# Demo 1: ATEK data preprocessing

* 3D object detection ML task.
* An example model: CubeRCNN. 
* An example data sequence with Aria VRS recording: [Aria Digtial Twin (ADT)](https://www.projectaria.com/datasets/adt/)


In [None]:
import faulthandler

import logging
import os
from logging import StreamHandler
import numpy as np
from typing import Dict, List, Optional
import torch
import sys
import subprocess
from tqdm import tqdm

from atek.data_preprocess.genera_atek_preprocessor_factory import (
    create_general_atek_preprocessor_from_conf,
)
from atek.viz.atek_visualizer import NativeAtekSampleVisualizer
from atek.data_preprocess.general_atek_preprocessor import GeneralAtekPreprocessor
from atek.data_loaders.atek_wds_dataloader import (
    create_native_atek_dataloader
)
from atek.data_preprocess.atek_data_sample import (
    create_atek_data_sample_from_flatten_dict,
)
from omegaconf import OmegaConf

faulthandler.enable()

# Configure logging to display the log messages in the notebook
logging.basicConfig(
    level=logging.INFO,
    format='%(asctime)s - %(levelname)s - %(message)s',
    handlers=[
        logging.StreamHandler(sys.stdout)
    ]
)

logger = logging.getLogger()

# Prettier colors
COLOR_GREEN = [42,157,143]
COLOR_RED = [231, 111, 81]

# -------------------- Helper functions --------------------#
def print_data_sample_dict_content(data_sample, if_pretty: bool = False):
    """
    A helper function to print the content of data sample dict
    """
    logger.info("Printing the content in a ATEK data sample dict: ")
    for key, val in data_sample.items():
        if if_pretty and "#" in key:
            key = key.split("#", 1)[1]

        msg = f"\t {key}: is a {type(val)}, "
        if isinstance(val, torch.Tensor):
            msg += f"\n \t\t\t\t with tensor dtype of {val.dtype}, and shape of : {val.shape}"
        elif isinstance(val, list):
            msg += f"with len of : {len(val)}"
        elif isinstance(val, str):
            msg += f"value is {val}"
        else:
            pass
        logger.info(msg)

def run_command_and_display_output(command):
    # Start the process
    process = subprocess.Popen(command, stdout=subprocess.PIPE, stderr=subprocess.STDOUT, text=True)

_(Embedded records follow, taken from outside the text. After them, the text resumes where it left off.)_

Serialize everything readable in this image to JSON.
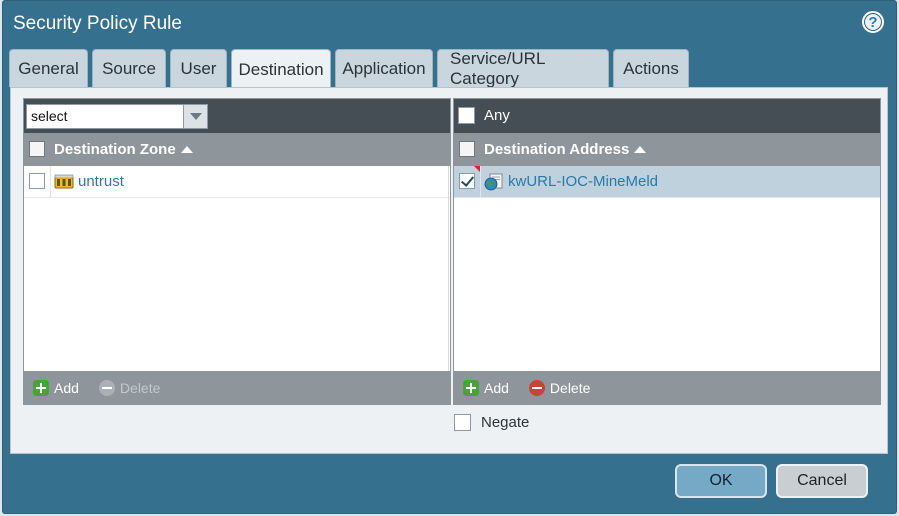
{
  "dialog": {
    "title": "Security Policy Rule"
  },
  "tabs": [
    {
      "label": "General"
    },
    {
      "label": "Source"
    },
    {
      "label": "User"
    },
    {
      "label": "Destination"
    },
    {
      "label": "Application"
    },
    {
      "label": "Service/URL Category"
    },
    {
      "label": "Actions"
    }
  ],
  "active_tab": "Destination",
  "zone_panel": {
    "select_value": "select",
    "column_header": "Destination Zone",
    "rows": [
      {
        "label": "untrust",
        "checked": false
      }
    ],
    "add_label": "Add",
    "delete_label": "Delete"
  },
  "address_panel": {
    "any_label": "Any",
    "column_header": "Destination Address",
    "rows": [
      {
        "label": "kwURL-IOC-MineMeld",
        "checked": true
      }
    ],
    "add_label": "Add",
    "delete_label": "Delete"
  },
  "negate_label": "Negate",
  "buttons": {
    "ok": "OK",
    "cancel": "Cancel"
  },
  "colors": {
    "dialog_bg": "#35708f",
    "header_bg": "#454d55",
    "column_header_bg": "#8e969c",
    "link": "#2a7aa8",
    "add_icon": "#4aa33a",
    "delete_icon": "#c94238"
  }
}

    # Poll process.stdout to show stdout live
    while True:
        output = process.stdout.readline()
        if output == '' and process.poll() is not None:
            break
        if output:
            print(output.strip())
    rc = process.poll()
    return rc


###  Set up data and code paths

In [None]:
# Set up local data paths
data_dir = os.path.join(os.path.expanduser("~"), "Documents", "atek_data")
sequence_name = "Apartment_release_golden_skeleton_seq100_10s_sample_M1292"
adt_download_dir = os.path.join(data_dir, "adt_data")
example_adt_data_dir = os.path.join(data_dir, "adt_data", sequence_name)
output_wds_path = os.path.join(data_dir, "wds_output")

# Set up ATEK paths
# This is the path that you cloned ATEK into
atek_src_path = os.path.join(data_dir, "ATEK")
atek_preprocess_config_path = os.path.join(atek_src_path, "examples", "data", "adt_cubercnn_preprocess_config.yaml")
category_mapping_file = os.path.join(atek_src_path, "data", "adt_prototype_to_atek.csv")
preprocess_conf = OmegaConf.load(atek_preprocess_config_path)

# Download ADT data
if not os.path.exists(example_adt_data_dir):
    adt_data_sequence_url = "https://www.projectaria.com/async/sample/download/?bucket=adt&filename=aria_digital_twin_test_data_v2.zip"
    download_command_list = [
        f"mkdir -p {adt_download_dir}",
        # Download sample data
        f'curl -o {adt_download_dir}/adt_sample_data.zip -C - -O -L "{adt_data_sequence_url}"',
        # Unzip the sample data
        f"unzip -o {adt_download_dir}/adt_sample_data.zip -d {adt_download_dir}"
    ]
    for command in download_command_list:
        subprocess.run(command, shell=True, check=True)

###  Data preprocessing requirements
ADT sequence has: 
1. Aria recording (VRS).
2. MPS trajectory file (CSV).
3. Object detection annotation files (3 csv files + 1 json file).

CubeRCNN model needs synchronized data frame containing: 
1. Upright RGB camera image.
2. Linear camera calibration matrix.
3. Object bounding box annotations in 2D + 3D.
4. Camera-to-object poses.

**Before ATEK**, users need to implement all the followings to prepare ADT sequence into CubeRCNN model: 
1. Parse in ADT sequence data using `projectaria_tools` lib.   
2. Properly synchronize sensor + annotation data into training samples.
3. Perform additional image & data processing:
    1. Undistort image + camera calibration.
    2. Rescale camera resolution. 
    3. Rotate image + camera calibration.
    4. Undistort + rescale + rotate object 2D bounding boxes accordingly.

## Step 1: Set up and run ATEK data preprocessor
**With ATEK**, all these above preprocessing can be handled by a simple  [configurable yaml file](https://www.internalfb.com/phabricator/paste/view/P1581100261). 

In [None]:
# Create ATEK preprocessor from conf. It will automatically choose which type of sample to build.
atek_preprocessor = create_general_atek_preprocessor_from_conf(
    # [required]
    conf=preprocess_conf,
    raw_data_folder = example_adt_data_dir,
    sequence_name = sequence_name,
    # [optional]
    output_wds_folder=output_wds_path,
    category_mapping_file=category_mapping_file,
)

# Loop over all samples, and write valid ones to local tar files.
atek_preprocessor.process_all_samples(write_to_wds_flag=True, viz_flag=True)

## Step 2: Preprocessed ATEK data sample content
* Preprocessing input: VRS + csv + jsons
* Preprocessing output (in memory): ATEK data samples: `Dict[torch.Tensor, str, or Dict]`
* Preprocessing output (on local disk): WebDataset (WDS) tar files. 

In [None]:
# print the content of a ATEK data sample (in memory)
atek_data_sample = atek_preprocessor[0]
print_data_sample_dict_content(atek_data_sample.to_flatten_dict())

# print the preprocessed files that are saved to disk
print("\nPrinting the preprocessed results that are saved to disk as WebDataset files (.tar)")
listing_command = ["ls", f"{output_wds_path}"]
return_code = run_command_and_display_output(listing_command)